HA! No, definitely not Affleck. Ben as in Ben and Leslie subject of the conversation at the top of the page, and the kind of bloke you definitely deserve.

SpecialStains · 14/03/2016 18:01

It's sexist to think all men are like that. My dh definitely isn't. He's a nice, thoughtful, kind person who wouldn't talk about a woman like that, or act so hurtfully towards me. Why do you need to stay with someone who treats you and other women like this? He's not a good role model for your DC. Don't make allowances for people like this.

Solina · 14/03/2016 18:11

Tbh I might be a bit weird but I wouldnt mind my other half thinking or saying that someone else was pretty etc. Texting depending on the content would be ok too as you know you can be friends with a person you consider attractive. The line would be with actual flirting or wanting an affair.

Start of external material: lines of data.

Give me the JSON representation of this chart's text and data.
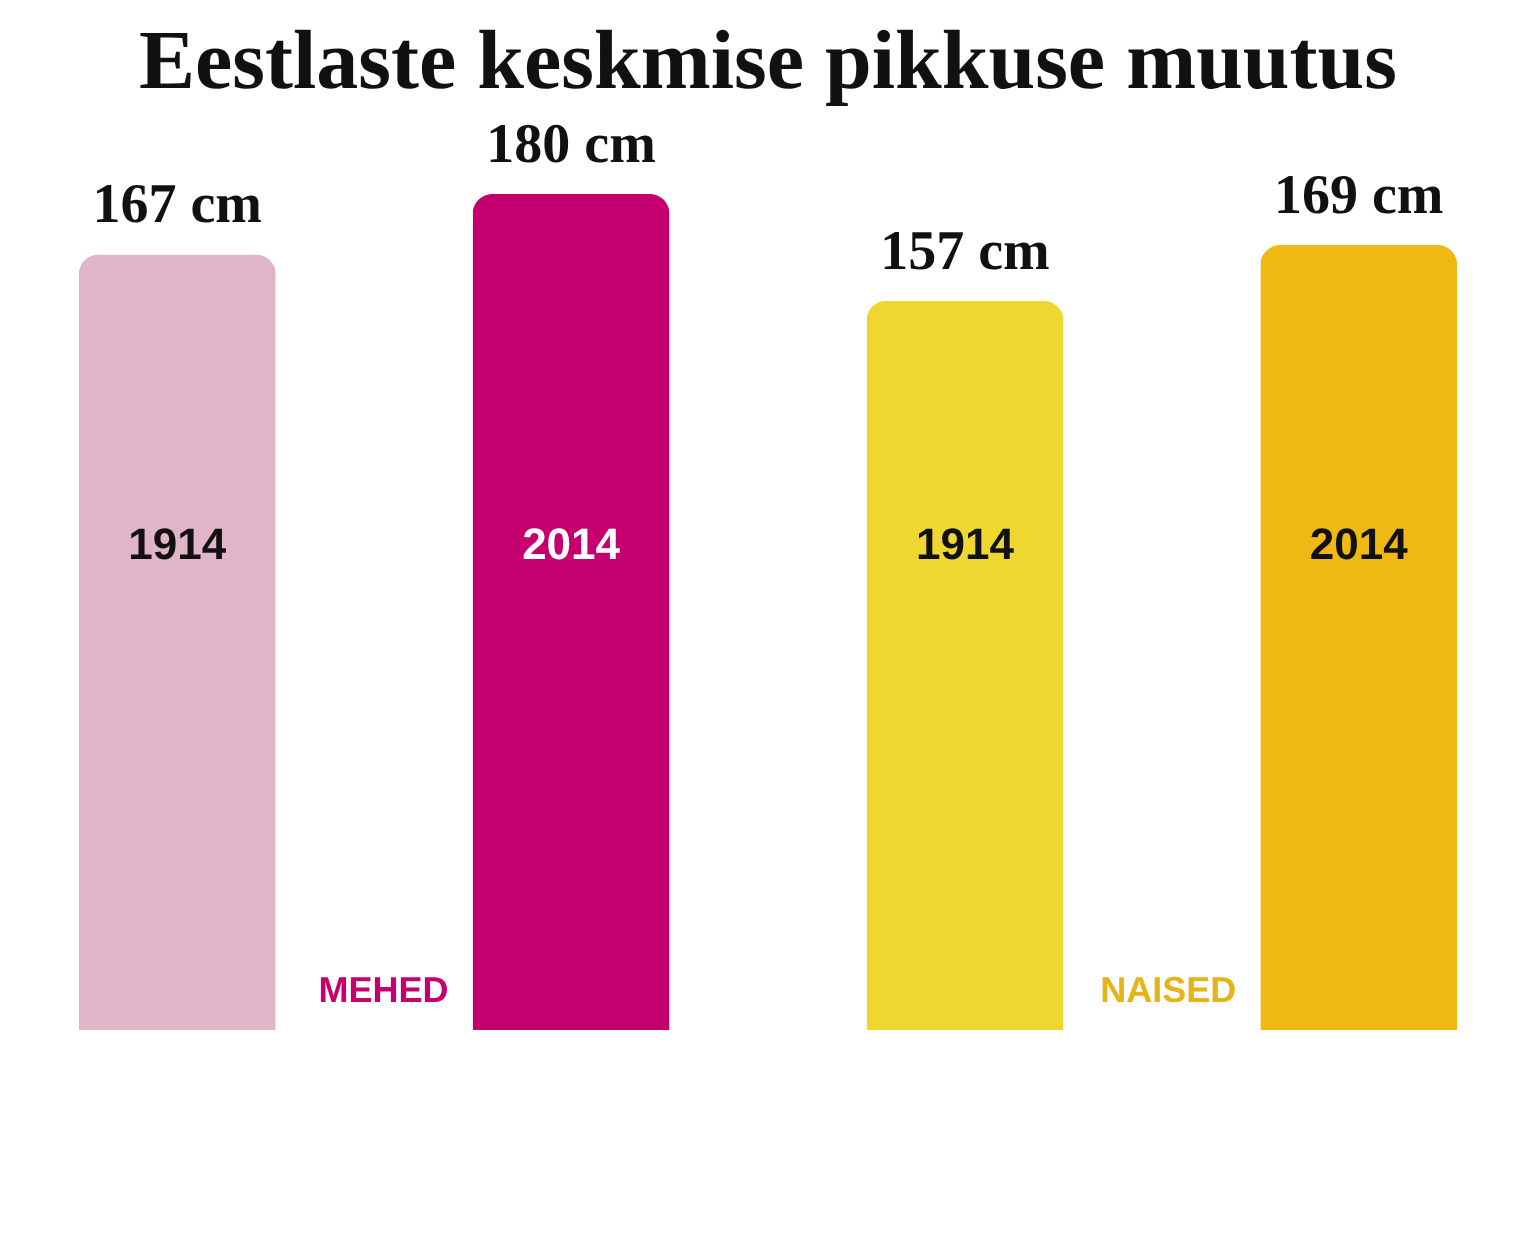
{
  "chart_data": {
    "type": "bar",
    "title": "Eestlaste keskmise pikkuse muutus",
    "categories": [
      "1914",
      "2014",
      "1914",
      "2014"
    ],
    "series": [
      {
        "name": "MEHED",
        "color": "#c5006e",
        "colors": [
          "#e0b5c8",
          "#c5006e",
          null,
          null
        ],
        "values": [
          167,
          180,
          null,
          null
        ],
        "value_labels": [
          "167 cm",
          "180 cm",
          null,
          null
        ]
      },
      {
        "name": "NAISED",
        "color": "#e6b418",
        "colors": [
          null,
          null,
          "#f0d630",
          "#f0b812"
        ],
        "values": [
          null,
          null,
          157,
          169
        ],
        "value_labels": [
          null,
          null,
          "157 cm",
          "169 cm"
        ]
      }
    ]
  }
}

I mean there are many handsome men at work and I notice as well as do my colleagues but this does not mean I am interested in a relationship or anything of that kind with them. I love my OH and think he is handsome. But it is normal to find other people attractive.

If he is flirting with her then I would raise this with him and let him know you are uncomfortable with this. If its just friendly text just leave it.

Justaboy · 14/03/2016 18:39

Most all men despite social standing, education whatever, will have a letch at a woman and more than likely pass comment on what they think of her face, front, rear wherever but that's usually said just there and then and not put in writing. One thing they will never do is to make those comments with any other females around. They can of course engage in a bit of flirty banter with the women at work and sometimes the women can be just as bad, been there heard it!, but it seems to me that there's more underlying this than just simply a bit of flirtations banter at work. Seems maybe that this has highlighted something else that's been bubbling away and has now boiled over perhaps?.

LaConnerie · 14/03/2016 19:06

solina this is more than a friendly text to someone he happens to consider attractive - he is actively wanting to get to know some random woman at work because he fancies her.